The Methodology Has a Name

Andrej Karpathy — the engineer behind Tesla Autopilot and OpenAI's founding team — formalized the four principles AI coding agents must follow to avoid predictable failure. The same four principles govern every AI implementation I build. Same discipline, different surface — codebases for him, business operations for me.

Karpathy's Rule
1. Think Before Coding
Don't assume. Surface tradeoffs. Stop when confused.
My Deployment
Paid Audit First
I map every workflow, system, handoff, and exception before a single module is built.
Karpathy's Rule
2. Simplicity First
Minimum code. No features beyond what was asked. No speculation.
My Deployment
Module 1. Nothing Else.
One function. One department. One metric. Proves itself before Module 2 begins.
Karpathy's Rule
3. Surgical Changes
Touch only what you must. Every changed line must trace to the request.
My Deployment
HITL Gates Everywhere
AI reads. AI drafts. Human approves. Audit trail logs. Never touches unasked.
Karpathy's Rule
4. Goal-Driven Execution
Define success criteria. Loop until verified. No "make it work."
My Deployment
Measurable, Not "Engagement"
Time saved per FTE. Error reduction. Compliance adherence. Audit pass rate.

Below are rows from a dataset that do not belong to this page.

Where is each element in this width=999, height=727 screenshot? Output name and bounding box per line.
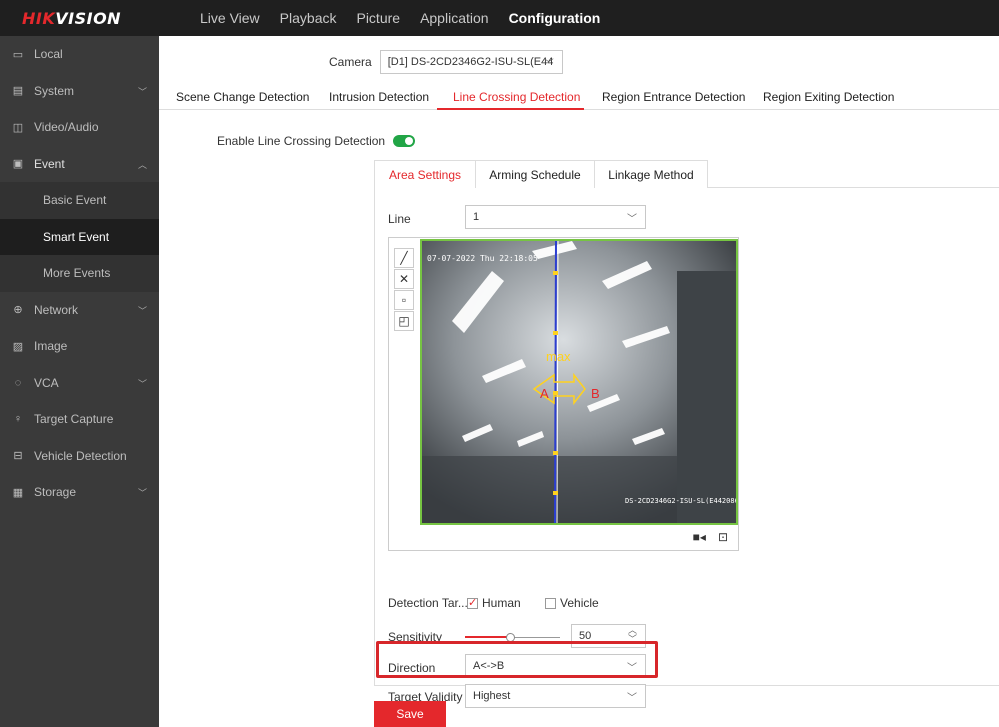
video-timestamp: 07-07-2022 Thu 22:18:05 [427,254,538,263]
chevron-down-icon: ﹀ [137,86,147,97]
video-controls: ■◂ ⊡ [420,526,738,550]
tab-region-exiting[interactable]: Region Exiting Detection [763,90,894,104]
nav-configuration[interactable]: Configuration [509,10,601,26]
chevron-down-icon: ﹀ [543,59,554,70]
sidebar-item-local[interactable]: ▭ Local [0,36,159,73]
nav-playback[interactable]: Playback [280,10,337,26]
hikvision-logo: HIKVISION [22,9,122,28]
storage-icon: ▦ [12,486,24,499]
sidebar-item-system[interactable]: ▤ System ﹀ [0,73,159,110]
draw-line-icon[interactable]: ╱ [394,248,414,268]
nav-application[interactable]: Application [420,10,489,26]
chevron-down-icon: ﹀ [627,693,637,704]
monitor-icon: ▭ [12,48,24,61]
target-validity-select[interactable]: Highest ﹀ [465,684,646,708]
drawing-tools: ╱ ✕ ▫ ◰ [394,248,416,332]
active-tab-indicator [437,108,584,110]
point-b-label: B [591,386,600,401]
vehicle-checkbox[interactable]: Vehicle [545,596,599,610]
tab-scene-change[interactable]: Scene Change Detection [176,90,309,104]
settings-subtabs: Area Settings Arming Schedule Linkage Me… [375,160,999,188]
line-label: Line [388,212,411,226]
enable-row: Enable Line Crossing Detection [217,134,416,148]
chevron-up-icon: ︿ [137,159,147,170]
sidebar-item-video-audio[interactable]: ◫ Video/Audio [0,109,159,146]
video-camera-name: DS-2CD2346G2-ISU-SL(E44208694) [625,497,736,505]
slider-fill [465,636,510,638]
detection-target-label: Detection Tar... [388,596,468,610]
camera-select[interactable]: [D1] DS-2CD2346G2-ISU-SL(E44 ﹀ [379,50,563,74]
tab-area-settings[interactable]: Area Settings [375,160,476,188]
person-icon: ♀ [13,413,23,426]
max-label: max [546,349,571,364]
point-a-label: A [540,386,549,401]
video-frame: 07-07-2022 Thu 22:18:05 DS-2CD2346G2-ISU… [422,241,736,523]
snapshot-icon[interactable]: ⊡ [718,530,728,544]
settings-panel: Area Settings Arming Schedule Linkage Me… [374,160,999,708]
sidebar-item-network[interactable]: ⊕ Network ﹀ [0,292,159,329]
human-check[interactable] [467,596,478,610]
record-icon[interactable]: ■◂ [693,530,706,544]
sidebar-item-storage[interactable]: ▦ Storage ﹀ [0,474,159,511]
tab-region-entrance[interactable]: Region Entrance Detection [602,90,745,104]
sidebar-item-image[interactable]: ▨ Image [0,328,159,365]
display-icon: ▤ [12,85,24,98]
top-bar: HIKVISION Live View Playback Picture App… [0,0,999,36]
live-video[interactable]: 07-07-2022 Thu 22:18:05 DS-2CD2346G2-ISU… [420,239,738,525]
sidebar-item-vehicle-detection[interactable]: ⊟ Vehicle Detection [0,438,159,475]
sensitivity-slider[interactable] [465,633,560,642]
camera-label: Camera [329,55,372,69]
video-icon: ◫ [12,121,24,134]
nav-live-view[interactable]: Live View [200,10,260,26]
sidebar-item-more-events[interactable]: More Events [0,255,159,292]
enable-label: Enable Line Crossing Detection [217,134,386,148]
main-content: Camera [D1] DS-2CD2346G2-ISU-SL(E44 ﹀ Sc… [159,36,999,727]
clipboard-icon: ▣ [12,158,24,171]
min-size-icon[interactable]: ◰ [394,311,414,331]
save-button[interactable]: Save [374,701,446,727]
sidebar-item-smart-event[interactable]: Smart Event [0,218,159,255]
chevron-down-icon: ﹀ [137,488,147,498]
sidebar-item-event[interactable]: ▣ Event ︿ [0,146,159,183]
top-nav: Live View Playback Picture Application C… [200,0,620,36]
vehicle-check[interactable] [545,598,556,610]
image-icon: ▨ [12,340,24,353]
human-checkbox[interactable]: Human [467,596,521,610]
sidebar-item-vca[interactable]: ◌ VCA ﹀ [0,365,159,402]
tab-linkage-method[interactable]: Linkage Method [595,160,708,188]
tab-arming-schedule[interactable]: Arming Schedule [476,160,595,188]
tab-intrusion[interactable]: Intrusion Detection [329,90,429,104]
nav-picture[interactable]: Picture [356,10,400,26]
enable-toggle[interactable] [393,135,416,147]
detection-tabs: Scene Change Detection Intrusion Detecti… [159,83,999,110]
globe-icon: ⊕ [13,304,23,317]
sidebar-item-target-capture[interactable]: ♀ Target Capture [0,401,159,438]
video-box: ╱ ✕ ▫ ◰ 07-07-2022 Thu 22:18:05 DS-2CD23… [388,237,739,551]
chevron-down-icon: ﹀ [137,305,147,316]
chevron-down-icon: ﹀ [627,214,637,225]
car-icon: ⊟ [13,450,23,463]
highlight-box [376,641,658,678]
tab-line-crossing[interactable]: Line Crossing Detection [453,90,580,104]
sidebar-item-basic-event[interactable]: Basic Event [0,182,159,219]
chevron-down-icon: ﹀ [137,378,147,389]
clear-icon[interactable]: ✕ [394,269,414,289]
bulb-icon: ◌ [14,376,22,389]
line-select[interactable]: 1 ﹀ [465,205,646,229]
camera-row: Camera [D1] DS-2CD2346G2-ISU-SL(E44 ﹀ [329,50,563,74]
sidebar: ▭ Local ▤ System ﹀ ◫ Video/Audio ▣ Event ︿ Bas… [0,36,159,727]
max-size-icon[interactable]: ▫ [394,290,414,310]
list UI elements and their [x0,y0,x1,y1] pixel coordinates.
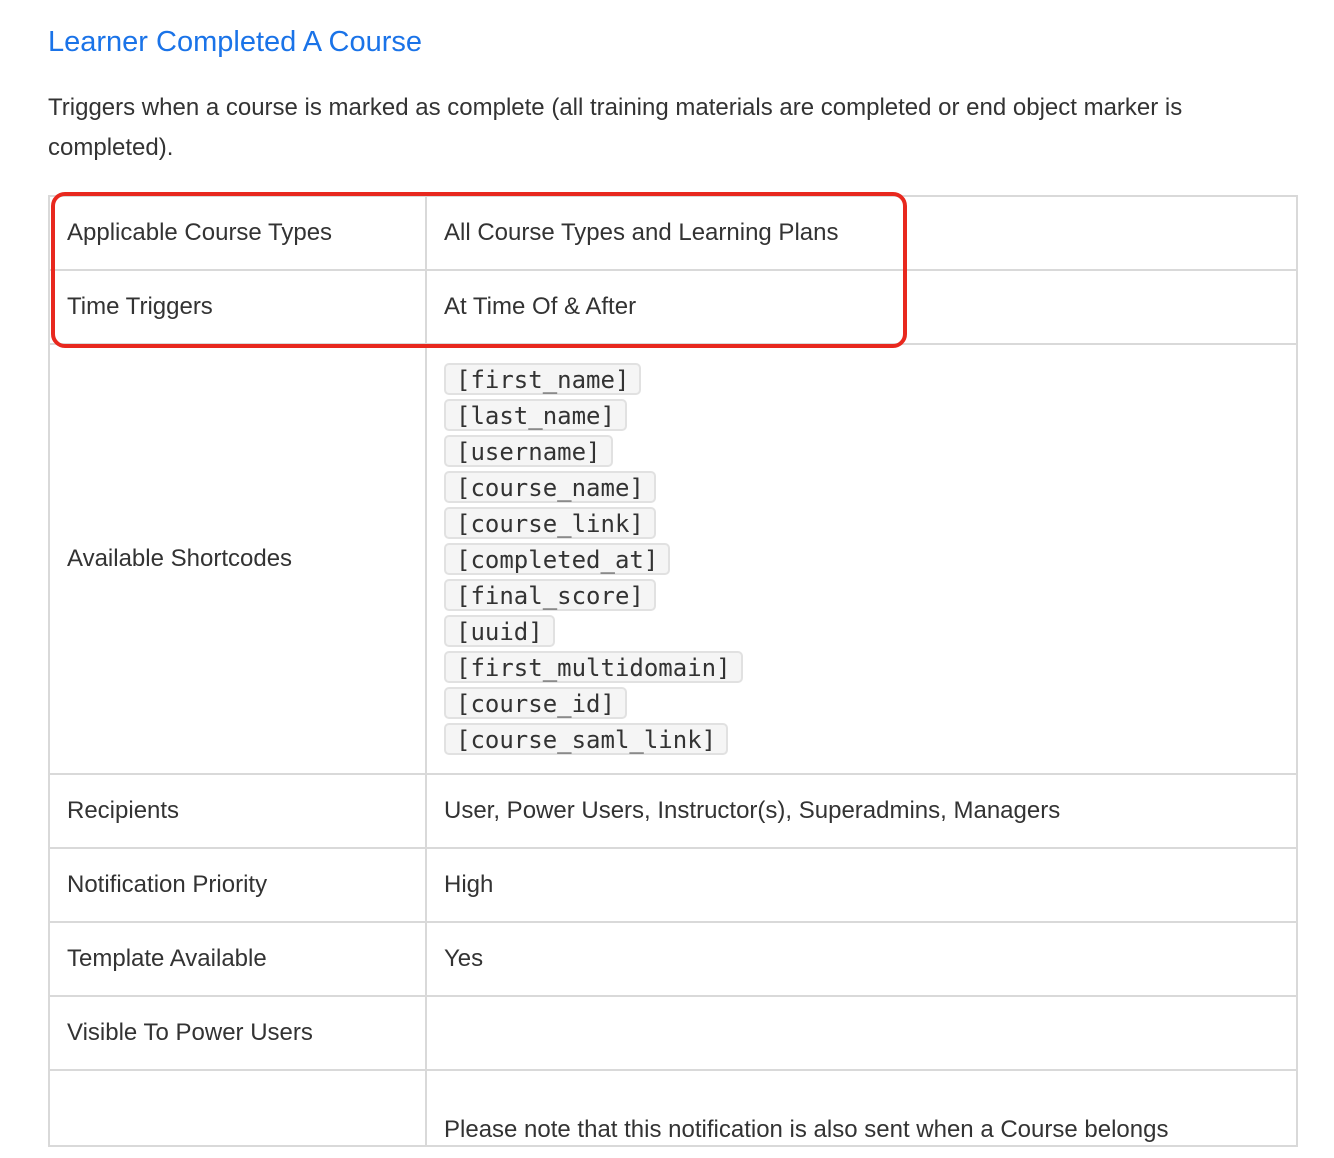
notification-details-table: Applicable Course Types All Course Types… [48,195,1298,1147]
table-row: Notification Priority High [48,847,1298,923]
row-label: Template Available [48,921,427,997]
table-row: Available Shortcodes [first_name] [last_… [48,343,1298,775]
shortcode-list: [first_name] [last_name] [username] [cou… [444,363,1279,755]
section-title-link[interactable]: Learner Completed A Course [48,22,422,62]
table-row: Recipients User, Power Users, Instructor… [48,773,1298,849]
shortcode-chip: [course_saml_link] [444,723,729,755]
row-value: Please note that this notification is al… [425,1069,1298,1147]
row-label [48,1069,427,1147]
row-label: Time Triggers [48,269,427,345]
shortcode-chip: [uuid] [444,615,555,647]
row-value: At Time Of & After [425,269,1298,345]
table-row: Time Triggers At Time Of & After [48,269,1298,345]
row-label: Available Shortcodes [48,343,427,775]
table-row: Please note that this notification is al… [48,1069,1298,1147]
shortcode-chip: [course_link] [444,507,656,539]
section-description: Triggers when a course is marked as comp… [48,94,1183,161]
row-label: Applicable Course Types [48,195,427,271]
shortcode-chip: [last_name] [444,399,627,431]
shortcode-chip: [course_id] [444,687,627,719]
row-value: Yes [425,921,1298,997]
row-value: User, Power Users, Instructor(s), Supera… [425,773,1298,849]
table-row: Applicable Course Types All Course Types… [48,195,1298,271]
row-value [425,995,1298,1071]
row-label: Visible To Power Users [48,995,427,1071]
shortcode-chip: [first_multidomain] [444,651,743,683]
row-label: Recipients [48,773,427,849]
row-value-text: Please note that this notification is al… [444,1116,1169,1143]
shortcode-chip: [completed_at] [444,543,671,575]
row-value: High [425,847,1298,923]
table-row: Template Available Yes [48,921,1298,997]
table-row: Visible To Power Users [48,995,1298,1071]
shortcode-chip: [username] [444,435,613,467]
shortcode-chip: [final_score] [444,579,656,611]
shortcode-chip: [first_name] [444,363,642,395]
shortcodes-cell: [first_name] [last_name] [username] [cou… [425,343,1298,775]
row-value: All Course Types and Learning Plans [425,195,1298,271]
row-label: Notification Priority [48,847,427,923]
shortcode-chip: [course_name] [444,471,656,503]
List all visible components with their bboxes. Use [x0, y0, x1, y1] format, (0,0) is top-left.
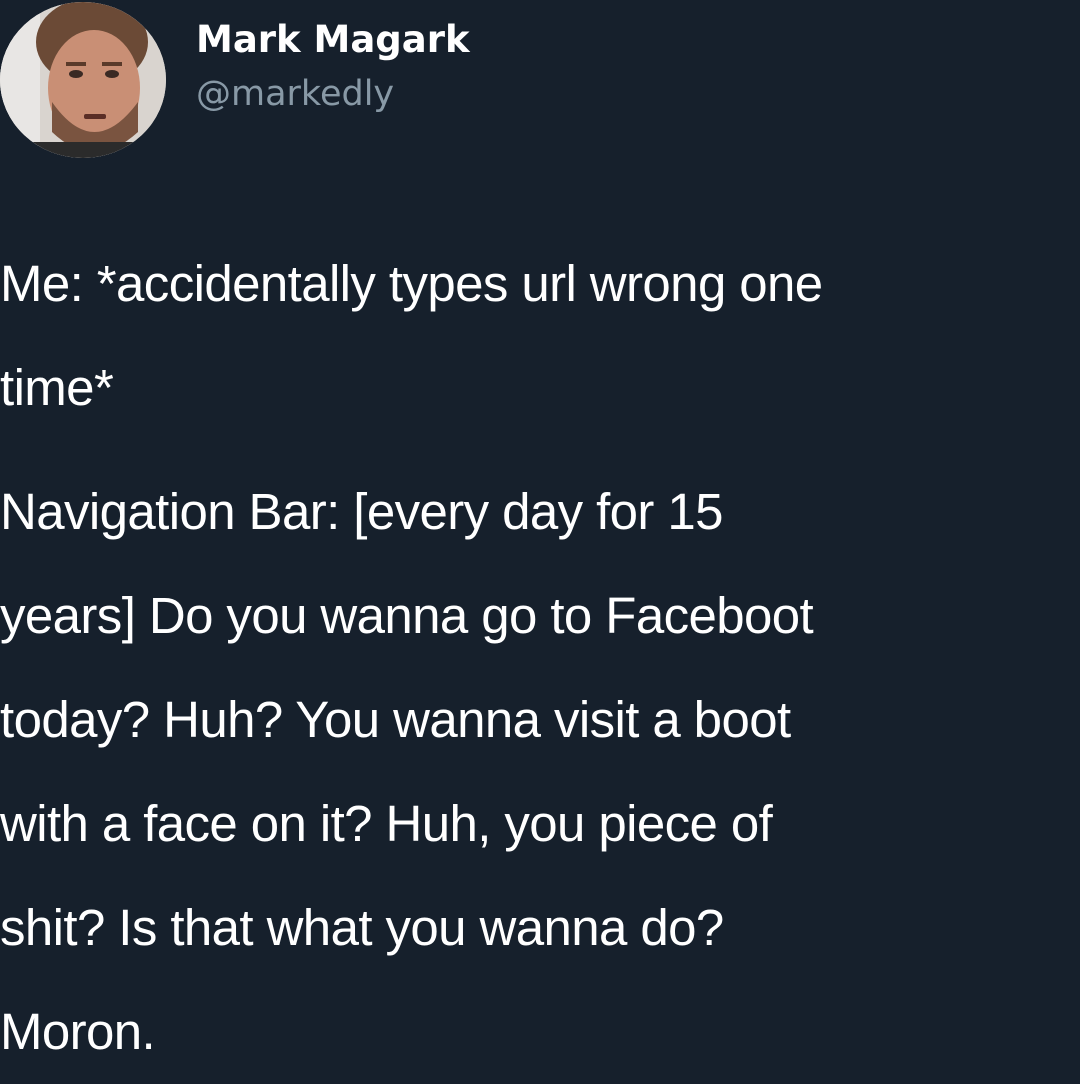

Read the full post →  ·  View the Karpathy Guidelines repo →  ·  141k stars, 14.5k forks

How to Use This Framework

  1. 1. Pick a specific agent workflow — a support refund agent, a customer email agent, a claims agent, or an agent that reads conversations and checks usage.
  2. 2. Run it through the seven questions above. Where does it run? Who is it acting for? What can it know? What can it change? What can it spend? What gets observed? Who can stop it?
  3. 3. Mark any TBD rows. Those are your pre-production blockers. Do not deploy until every row has an answer.
  4. 4. Assign owners for each layer. Agents do not respect org charts. If nobody owns the identity layer, the identity layer never gets solved.
  5. 5. Deploy the first module. Measure. Validate. Only then start the next.

This Is How I Build

Every AI implementation I build starts with these seven questions. No exceptions. No skipping layers. No TBDs in production.